The Nightingale centre opened at University Hospital of South Manchester—Wythenshawe hospital—in July 2007. It offers state-of-the-art diagnostic and treatment services to women and men with breast cancer and co-ordinates the NHS breast screening programme for the entire Greater Manchester area. It also provides training facilities aimed at addressing the shortage of breast cancer specialists, and it houses many of the Prevent Breast Cancer researchers who are looking at ways to predict and prevent breast cancer.

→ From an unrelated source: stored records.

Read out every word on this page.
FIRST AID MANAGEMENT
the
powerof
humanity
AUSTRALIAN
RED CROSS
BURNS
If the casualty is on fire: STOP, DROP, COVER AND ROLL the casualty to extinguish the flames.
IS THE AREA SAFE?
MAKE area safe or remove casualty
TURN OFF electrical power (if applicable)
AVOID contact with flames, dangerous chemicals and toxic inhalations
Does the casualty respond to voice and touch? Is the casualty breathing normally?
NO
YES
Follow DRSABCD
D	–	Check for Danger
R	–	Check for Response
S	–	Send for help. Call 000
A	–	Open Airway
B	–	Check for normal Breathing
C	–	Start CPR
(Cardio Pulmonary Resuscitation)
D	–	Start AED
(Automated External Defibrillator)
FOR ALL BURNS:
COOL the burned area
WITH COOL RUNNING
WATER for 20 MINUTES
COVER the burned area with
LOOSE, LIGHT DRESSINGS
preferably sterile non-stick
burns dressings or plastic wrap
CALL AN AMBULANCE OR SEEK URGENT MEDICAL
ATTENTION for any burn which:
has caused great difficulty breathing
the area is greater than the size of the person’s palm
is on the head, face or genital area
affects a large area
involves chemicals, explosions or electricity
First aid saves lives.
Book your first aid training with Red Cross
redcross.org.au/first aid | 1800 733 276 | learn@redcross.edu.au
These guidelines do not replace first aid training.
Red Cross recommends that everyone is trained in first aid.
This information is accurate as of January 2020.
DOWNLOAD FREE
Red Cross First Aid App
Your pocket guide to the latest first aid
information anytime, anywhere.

In the Prevent Breast Cancer research unit, several drugs that are now out of patent are being repurposed for preventing cancer from coming back. Women with a family history or other factors that make them high risk are known to benefit from these drugs, which prevent the disease. But women in that position find it difficult to obtain these inexpensive, tried-and-tested drugs because they are currently not listed in the “British National Formulary” as specifically licensed for the new purpose of prevention, despite successful clinical trials. There are currently three drugs in that situation: Tamoxifen, Raloxifene and Anastrozole.


Nick Thomas-Symonds
Will my hon. Friend give way?

Mike Kane
I would be happy to give way, having got the names of those drugs right.

Nick Thomas-Symonds
I understand that a new policy is being put together by those in charge of the “British National Formulary”, which will set out how they will get more off-label drugs into the formulary. Does my hon. Friend agree that the sooner that policy is available for us to see the better?

Mike Kane
I congratulate my hon. Friend on doing so much work in this area since he came to Parliament. We can only hope that what he says is true; perhaps the Minister can give us more information on that point in her summing up.

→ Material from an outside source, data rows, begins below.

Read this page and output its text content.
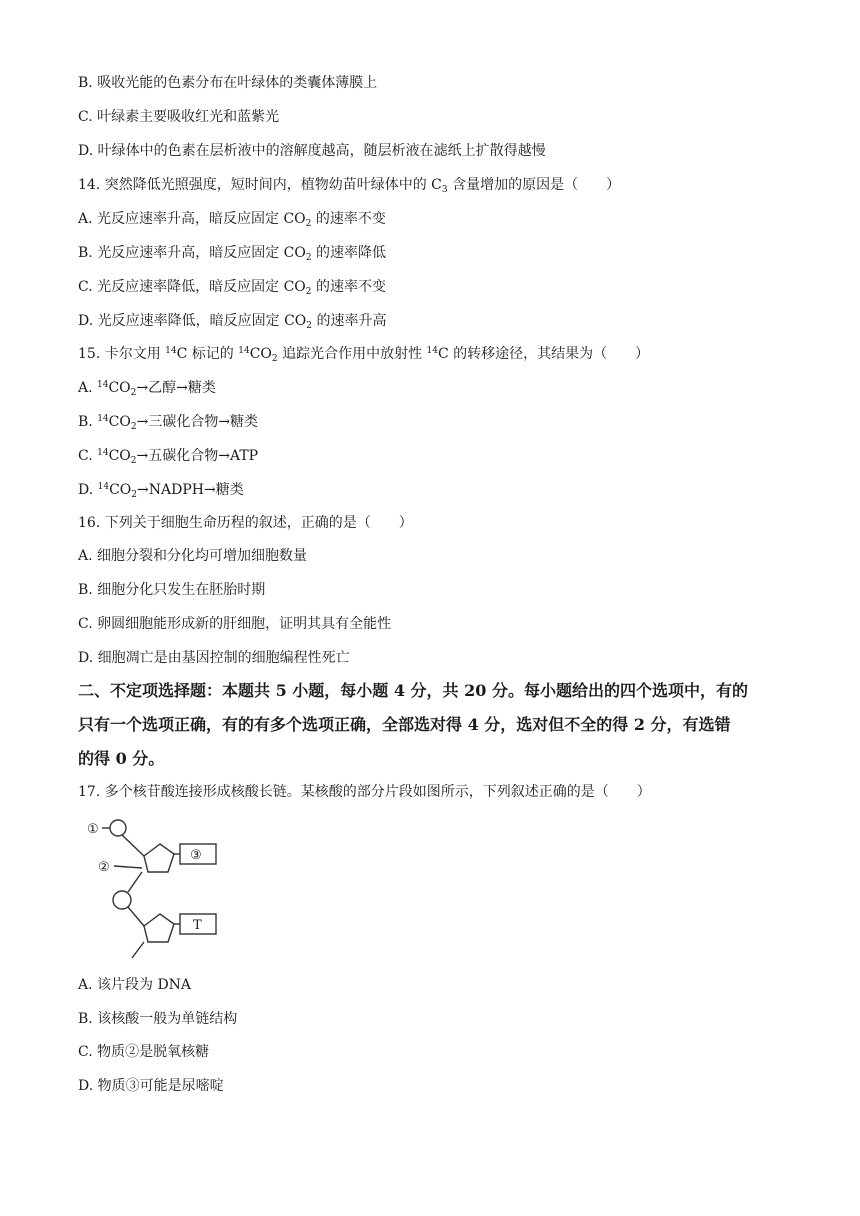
B. 吸收光能的色素分布在叶绿体的类囊体薄膜上
C. 叶绿素主要吸收红光和蓝紫光
D. 叶绿体中的色素在层析液中的溶解度越高，随层析液在滤纸上扩散得越慢
14. 突然降低光照强度，短时间内，植物幼苗叶绿体中的 $C_3$ 含量增加的原因是（　　）
A. 光反应速率升高，暗反应固定 $CO_2$ 的速率不变
B. 光反应速率升高，暗反应固定 $CO_2$ 的速率降低
C. 光反应速率降低，暗反应固定 $CO_2$ 的速率不变
D. 光反应速率降低，暗反应固定 $CO_2$ 的速率升高
15. 卡尔文用 $^{14}$C 标记的 $^{14}CO_2$ 追踪光合作用中放射性 $^{14}$C 的转移途径，其结果为（　　）
A. $^{14}CO_2\to$乙醇→糖类
B. $^{14}CO_2\to$三碳化合物→糖类
C. $^{14}CO_2\to$五碳化合物→ATP
D. $^{14}CO_2\to NADPH\to$糖类
16. 下列关于细胞生命历程的叙述，正确的是（　　）
A. 细胞分裂和分化均可增加细胞数量
B. 细胞分化只发生在胚胎时期
C. 卵圆细胞能形成新的肝细胞，证明其具有全能性
D. 细胞凋亡是由基因控制的细胞编程性死亡
二、不定项选择题：本题共 5 小题，每小题 4 分，共 20 分。每小题给出的四个选项中，有的
只有一个选项正确，有的有多个选项正确，全部选对得 4 分，选对但不全的得 2 分，有选错
的得 0 分。
17. 多个核苷酸连接形成核酸长链。某核酸的部分片段如图所示，下列叙述正确的是（　　）
①
②
③
T
A. 该片段为 DNA
B. 该核酸一般为单链结构
C. 物质②是脱氧核糖
D. 物质③可能是尿嘧啶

The Prevent Breast Cancer research unit has more out-of-patent drugs under investigation for breast cancer prevention which may be even better for the future. As well as doing everything we can to extend the life of women with secondary breast cancer, we must do all we can to prevent breast cancer from occurring in the first place. As we all know, the adage is that prevention is better than cure. For those with secondary cancer, for whom cure is currently out of reach, many people will be striving to achieve that for the next generation.

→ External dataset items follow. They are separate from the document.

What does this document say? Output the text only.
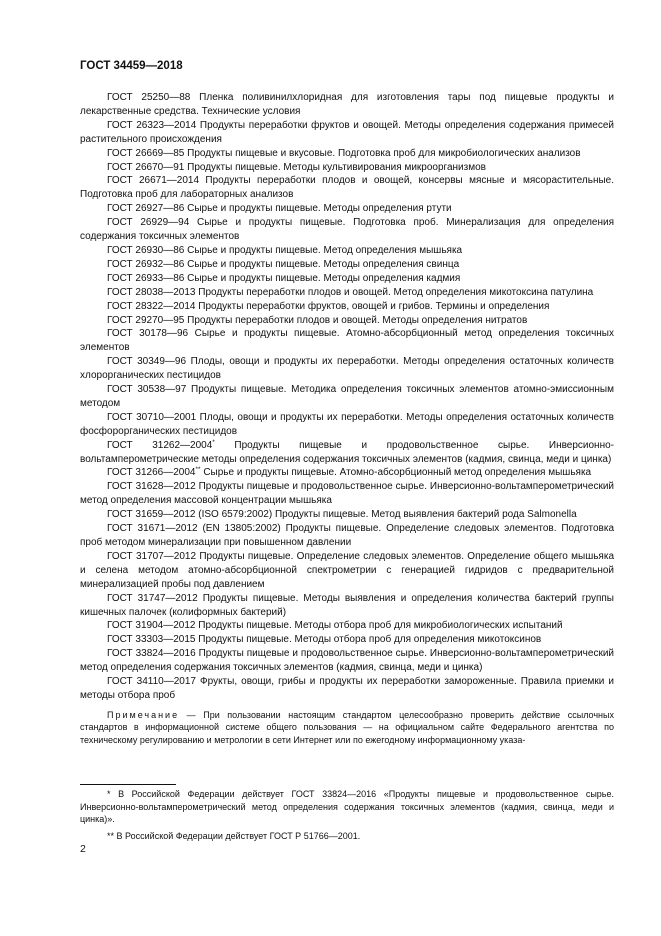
ГОСТ 34459—2018

ГОСТ 25250—88 Пленка поливинилхлоридная для изготовления тары под пищевые продукты и лекарственные средства. Технические условия

ГОСТ 26323—2014 Продукты переработки фруктов и овощей. Методы определения содержания примесей растительного происхождения

ГОСТ 26669—85 Продукты пищевые и вкусовые. Подготовка проб для микробиологических анализов

ГОСТ 26670—91 Продукты пищевые. Методы культивирования микроорганизмов

ГОСТ 26671—2014 Продукты переработки плодов и овощей, консервы мясные и мясорастительные. Подготовка проб для лабораторных анализов

ГОСТ 26927—86 Сырье и продукты пищевые. Методы определения ртути

ГОСТ 26929—94 Сырье и продукты пищевые. Подготовка проб. Минерализация для определения содержания токсичных элементов

ГОСТ 26930—86 Сырье и продукты пищевые. Метод определения мышьяка

ГОСТ 26932—86 Сырье и продукты пищевые. Методы определения свинца

ГОСТ 26933—86 Сырье и продукты пищевые. Методы определения кадмия

ГОСТ 28038—2013 Продукты переработки плодов и овощей. Метод определения микотоксина патулина

ГОСТ 28322—2014 Продукты переработки фруктов, овощей и грибов. Термины и определения

ГОСТ 29270—95 Продукты переработки плодов и овощей. Методы определения нитратов

ГОСТ 30178—96 Сырье и продукты пищевые. Атомно-абсорбционный метод определения токсичных элементов

ГОСТ 30349—96 Плоды, овощи и продукты их переработки. Методы определения остаточных количеств хлорорганических пестицидов

ГОСТ 30538—97 Продукты пищевые. Методика определения токсичных элементов атомно-эмиссионным методом

ГОСТ 30710—2001 Плоды, овощи и продукты их переработки. Методы определения остаточных количеств фосфорорганических пестицидов

ГОСТ 31262—2004* Продукты пищевые и продовольственное сырье. Инверсионно-вольтамперометрические методы определения содержания токсичных элементов (кадмия, свинца, меди и цинка)

ГОСТ 31266—2004** Сырье и продукты пищевые. Атомно-абсорбционный метод определения мышьяка

ГОСТ 31628—2012 Продукты пищевые и продовольственное сырье. Инверсионно-вольтамперометрический метод определения массовой концентрации мышьяка

ГОСТ 31659—2012 (ISO 6579:2002) Продукты пищевые. Метод выявления бактерий рода Salmonella

ГОСТ 31671—2012 (EN 13805:2002) Продукты пищевые. Определение следовых элементов. Подготовка проб методом минерализации при повышенном давлении

ГОСТ 31707—2012 Продукты пищевые. Определение следовых элементов. Определение общего мышьяка и селена методом атомно-абсорбционной спектрометрии с генерацией гидридов с предварительной минерализацией пробы под давлением

ГОСТ 31747—2012 Продукты пищевые. Методы выявления и определения количества бактерий группы кишечных палочек (колиформных бактерий)

ГОСТ 31904—2012 Продукты пищевые. Методы отбора проб для микробиологических испытаний

ГОСТ 33303—2015 Продукты пищевые. Методы отбора проб для определения микотоксинов

ГОСТ 33824—2016 Продукты пищевые и продовольственное сырье. Инверсионно-вольтамперометрический метод определения содержания токсичных элементов (кадмия, свинца, меди и цинка)

ГОСТ 34110—2017 Фрукты, овощи, грибы и продукты их переработки замороженные. Правила приемки и методы отбора проб

Примечание — При пользовании настоящим стандартом целесообразно проверить действие ссылочных стандартов в информационной системе общего пользования — на официальном сайте Федерального агентства по техническому регулированию и метрологии в сети Интернет или по ежегодному информационному указа-

* В Российской Федерации действует ГОСТ 33824—2016 «Продукты пищевые и продовольственное сырье. Инверсионно-вольтамперометрический метод определения содержания токсичных элементов (кадмия, свинца, меди и цинка)».

** В Российской Федерации действует ГОСТ Р 51766—2001.

2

At the moment, the system is standing in the way. A solution to make those drugs more widely available that would cost very little money indeed would be to ask NICE to list such drugs as approved for the new indication of prevention in the “British National Formulary”—following the evaluation of relevant clinical trials, of course—so that doctors can have confidence in prescribing them. The requirement to obtain a new Medicines and Healthcare Products Regulatory Agency licence for the ​new indication is expensive and impractical for repurposed medications, because they usually lack a sponsoring pharmaceutical company to champion the new use of the generic drug. I am sure the Minister would agree that such a small change would be transformative in the prevention of breast cancer. I hope that she will ask NICE to consider that change to the way in which drugs are listed in the “British National Formulary”, to allow drugs that have been evaluated for a new purpose, such as prevention, to be listed as approved for that purpose.

When we lose someone prematurely to cancer, grief obviously follows. It has been my experience that when we lose someone to breast cancer, the grief is particularly poignant. Tonight, my thoughts and prayers will be with all my constituents who have either succumbed to the disease or are battling it, and with their families who carry the consequences. I lost my cousin Maura Kane to the disease, and my two friends Tom and Claire both lost their mothers to it. I stand in solidarity with my constituent and friend Sheila Higgins, who is battling this disease. She has been like a mother to me for the last two decades. Finally, my parliamentary assistant Suzanne Richards came back to work after Christmas with a clean bill of health. She was diagnosed with a virulent strain last year, but she had world-class treatment at the Wythenshawe and Christie hospitals. Today is her birthday, but it is a birthday that many of us feared she would never see—happy birthday, Suzanne.